Now Les Parapluies has been recreated as a symphonic presentation with the same-sized orchestra as used in the film. It is placed on-stage with the actors/dancers performing in front of it. The sets are merely rough card cut-outs with simplistic monochrome drawings on them. All of these plus smaller date-of-action cards are carried on and off-stage by the actors themselves.
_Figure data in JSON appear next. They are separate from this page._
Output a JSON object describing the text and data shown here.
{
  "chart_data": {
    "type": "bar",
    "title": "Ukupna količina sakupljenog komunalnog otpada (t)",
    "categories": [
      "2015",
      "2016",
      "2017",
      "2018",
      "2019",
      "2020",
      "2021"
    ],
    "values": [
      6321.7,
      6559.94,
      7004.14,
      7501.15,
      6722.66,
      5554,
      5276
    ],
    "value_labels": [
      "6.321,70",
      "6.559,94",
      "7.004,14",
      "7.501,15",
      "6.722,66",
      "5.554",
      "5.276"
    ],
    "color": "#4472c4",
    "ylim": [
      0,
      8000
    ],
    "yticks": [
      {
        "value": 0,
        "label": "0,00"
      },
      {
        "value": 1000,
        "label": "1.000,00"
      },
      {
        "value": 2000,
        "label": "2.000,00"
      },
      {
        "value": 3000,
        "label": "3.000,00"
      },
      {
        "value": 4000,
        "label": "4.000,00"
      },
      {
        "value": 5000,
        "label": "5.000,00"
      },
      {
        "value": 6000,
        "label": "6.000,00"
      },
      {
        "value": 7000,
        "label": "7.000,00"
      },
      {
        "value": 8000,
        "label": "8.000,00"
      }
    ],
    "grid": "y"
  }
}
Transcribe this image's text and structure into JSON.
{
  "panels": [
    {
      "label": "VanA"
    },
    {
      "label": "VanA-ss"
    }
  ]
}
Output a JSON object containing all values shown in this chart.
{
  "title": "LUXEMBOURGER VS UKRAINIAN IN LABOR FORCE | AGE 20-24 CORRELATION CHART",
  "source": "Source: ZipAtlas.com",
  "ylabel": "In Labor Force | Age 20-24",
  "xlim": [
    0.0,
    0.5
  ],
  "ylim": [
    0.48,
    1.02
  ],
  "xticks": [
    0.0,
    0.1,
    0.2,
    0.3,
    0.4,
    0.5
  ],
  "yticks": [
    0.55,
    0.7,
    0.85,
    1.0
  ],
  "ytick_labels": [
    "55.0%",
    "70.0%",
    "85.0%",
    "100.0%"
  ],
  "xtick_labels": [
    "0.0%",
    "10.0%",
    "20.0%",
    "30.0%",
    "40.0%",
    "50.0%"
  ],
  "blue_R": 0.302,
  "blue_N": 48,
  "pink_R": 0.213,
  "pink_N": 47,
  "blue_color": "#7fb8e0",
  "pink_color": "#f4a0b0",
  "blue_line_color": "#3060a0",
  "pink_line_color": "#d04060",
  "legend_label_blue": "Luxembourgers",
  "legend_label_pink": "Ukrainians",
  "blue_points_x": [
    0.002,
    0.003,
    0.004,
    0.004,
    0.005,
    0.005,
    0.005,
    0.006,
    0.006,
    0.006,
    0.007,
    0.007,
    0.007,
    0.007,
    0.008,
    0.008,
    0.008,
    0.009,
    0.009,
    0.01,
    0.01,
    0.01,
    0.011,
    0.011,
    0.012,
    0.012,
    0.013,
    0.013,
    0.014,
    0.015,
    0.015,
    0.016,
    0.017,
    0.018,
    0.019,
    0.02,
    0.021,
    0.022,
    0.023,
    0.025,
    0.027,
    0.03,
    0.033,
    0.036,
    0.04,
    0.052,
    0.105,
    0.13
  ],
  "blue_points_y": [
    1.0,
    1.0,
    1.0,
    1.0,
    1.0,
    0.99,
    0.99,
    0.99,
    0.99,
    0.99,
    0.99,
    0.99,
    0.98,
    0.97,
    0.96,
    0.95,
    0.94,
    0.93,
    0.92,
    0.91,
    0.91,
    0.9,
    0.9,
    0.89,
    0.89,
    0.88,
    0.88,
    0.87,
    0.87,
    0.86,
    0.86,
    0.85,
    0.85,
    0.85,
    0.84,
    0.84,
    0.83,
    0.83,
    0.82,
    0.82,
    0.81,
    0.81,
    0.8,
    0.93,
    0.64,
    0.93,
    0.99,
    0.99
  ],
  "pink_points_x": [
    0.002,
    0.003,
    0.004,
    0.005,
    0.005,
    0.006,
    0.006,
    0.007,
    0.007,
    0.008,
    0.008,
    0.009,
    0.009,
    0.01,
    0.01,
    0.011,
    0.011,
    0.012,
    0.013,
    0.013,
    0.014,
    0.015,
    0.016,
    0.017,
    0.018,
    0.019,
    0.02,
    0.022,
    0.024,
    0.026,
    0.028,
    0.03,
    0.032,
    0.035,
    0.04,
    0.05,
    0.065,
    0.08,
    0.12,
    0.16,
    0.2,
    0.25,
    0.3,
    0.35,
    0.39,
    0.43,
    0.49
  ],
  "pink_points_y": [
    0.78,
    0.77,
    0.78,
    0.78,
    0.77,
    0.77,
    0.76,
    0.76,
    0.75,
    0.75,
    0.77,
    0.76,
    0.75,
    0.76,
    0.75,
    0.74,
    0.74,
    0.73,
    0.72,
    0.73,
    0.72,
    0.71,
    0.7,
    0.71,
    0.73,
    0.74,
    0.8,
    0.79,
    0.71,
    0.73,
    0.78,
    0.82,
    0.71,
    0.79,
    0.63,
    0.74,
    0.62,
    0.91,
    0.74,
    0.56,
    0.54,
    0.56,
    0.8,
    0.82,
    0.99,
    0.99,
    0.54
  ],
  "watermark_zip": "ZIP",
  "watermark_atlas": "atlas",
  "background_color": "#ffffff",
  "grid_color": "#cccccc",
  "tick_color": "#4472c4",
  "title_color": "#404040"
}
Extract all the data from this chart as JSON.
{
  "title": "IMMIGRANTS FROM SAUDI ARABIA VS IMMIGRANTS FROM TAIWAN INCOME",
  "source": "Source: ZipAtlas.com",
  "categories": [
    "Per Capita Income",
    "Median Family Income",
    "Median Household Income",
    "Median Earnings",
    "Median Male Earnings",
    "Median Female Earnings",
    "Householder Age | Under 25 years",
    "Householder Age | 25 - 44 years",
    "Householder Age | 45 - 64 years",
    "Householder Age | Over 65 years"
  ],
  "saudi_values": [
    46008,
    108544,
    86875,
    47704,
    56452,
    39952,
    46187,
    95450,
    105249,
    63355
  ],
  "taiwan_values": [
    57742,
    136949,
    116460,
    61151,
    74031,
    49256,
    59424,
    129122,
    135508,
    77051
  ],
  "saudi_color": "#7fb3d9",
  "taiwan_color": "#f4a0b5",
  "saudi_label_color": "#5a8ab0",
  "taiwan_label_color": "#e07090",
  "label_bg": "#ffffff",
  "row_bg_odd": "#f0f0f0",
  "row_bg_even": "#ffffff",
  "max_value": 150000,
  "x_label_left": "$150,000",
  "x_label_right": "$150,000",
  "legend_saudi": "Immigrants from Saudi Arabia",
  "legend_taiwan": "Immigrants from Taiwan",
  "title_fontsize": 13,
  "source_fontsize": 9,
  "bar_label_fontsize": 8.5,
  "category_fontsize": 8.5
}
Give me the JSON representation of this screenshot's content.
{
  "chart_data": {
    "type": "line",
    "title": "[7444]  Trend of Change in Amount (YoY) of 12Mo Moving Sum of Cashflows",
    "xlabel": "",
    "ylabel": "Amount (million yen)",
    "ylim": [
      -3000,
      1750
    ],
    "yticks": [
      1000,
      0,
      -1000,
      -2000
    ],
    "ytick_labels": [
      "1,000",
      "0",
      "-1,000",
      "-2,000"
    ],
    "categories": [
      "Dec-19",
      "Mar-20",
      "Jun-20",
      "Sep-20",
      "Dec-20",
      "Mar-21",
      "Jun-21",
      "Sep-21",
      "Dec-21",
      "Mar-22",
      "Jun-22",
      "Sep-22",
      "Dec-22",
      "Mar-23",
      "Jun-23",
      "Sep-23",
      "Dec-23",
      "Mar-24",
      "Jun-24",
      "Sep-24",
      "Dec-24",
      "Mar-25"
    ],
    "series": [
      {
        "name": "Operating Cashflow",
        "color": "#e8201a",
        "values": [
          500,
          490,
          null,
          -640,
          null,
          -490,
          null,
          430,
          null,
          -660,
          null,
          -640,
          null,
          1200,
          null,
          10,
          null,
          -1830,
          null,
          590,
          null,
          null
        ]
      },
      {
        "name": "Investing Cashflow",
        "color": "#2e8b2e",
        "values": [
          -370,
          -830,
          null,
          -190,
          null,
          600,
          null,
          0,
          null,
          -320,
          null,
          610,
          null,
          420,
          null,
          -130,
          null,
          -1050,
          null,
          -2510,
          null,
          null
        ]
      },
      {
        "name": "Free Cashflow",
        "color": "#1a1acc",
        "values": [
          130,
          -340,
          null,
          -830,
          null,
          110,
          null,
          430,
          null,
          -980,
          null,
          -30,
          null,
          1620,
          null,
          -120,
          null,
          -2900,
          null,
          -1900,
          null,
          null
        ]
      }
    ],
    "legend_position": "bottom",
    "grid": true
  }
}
The opening scene with colourful umbrellas opened and twirling with the boys and girls in raincoats and sailors jauntily dancing sets the scene. We learn that Geneviève is desperately in love with Guy. Both are still virtually in their teens and her mother Madam Emery (Natalie Dessay) is concerned especially since her umbrella-selling business is none too secure. The great Dessay is a commanding presence throughout especially in the poignant scene when she learns that the rich shy Roland Cassard that she fancies, prefers her daughter. In this version the actor playing Cassard is suitably much older than Geneviève but it is he who marries the pregnant Geneviève after she panics because she feels abandoned by Guy when she hears so little from him in North Africa. Guy returns to learn what has happened and goes into a decline losing his job and his self-respect but is saved by Madeleine who had cared for his ailing aunt and now wants to save him from himself. They marry and have a son. Inevitably Geneviève returns to Cherbourg and bumps into Guy but he spurns her advances and he and Madeleine exit happily leaving a saddened Geneviève.

All this is convincingly told through dance and recitative song. This is a moving retro tribute to a ground-breaking major French film. It could not have been an easy viewing when it first appeared yet drew huge audiences.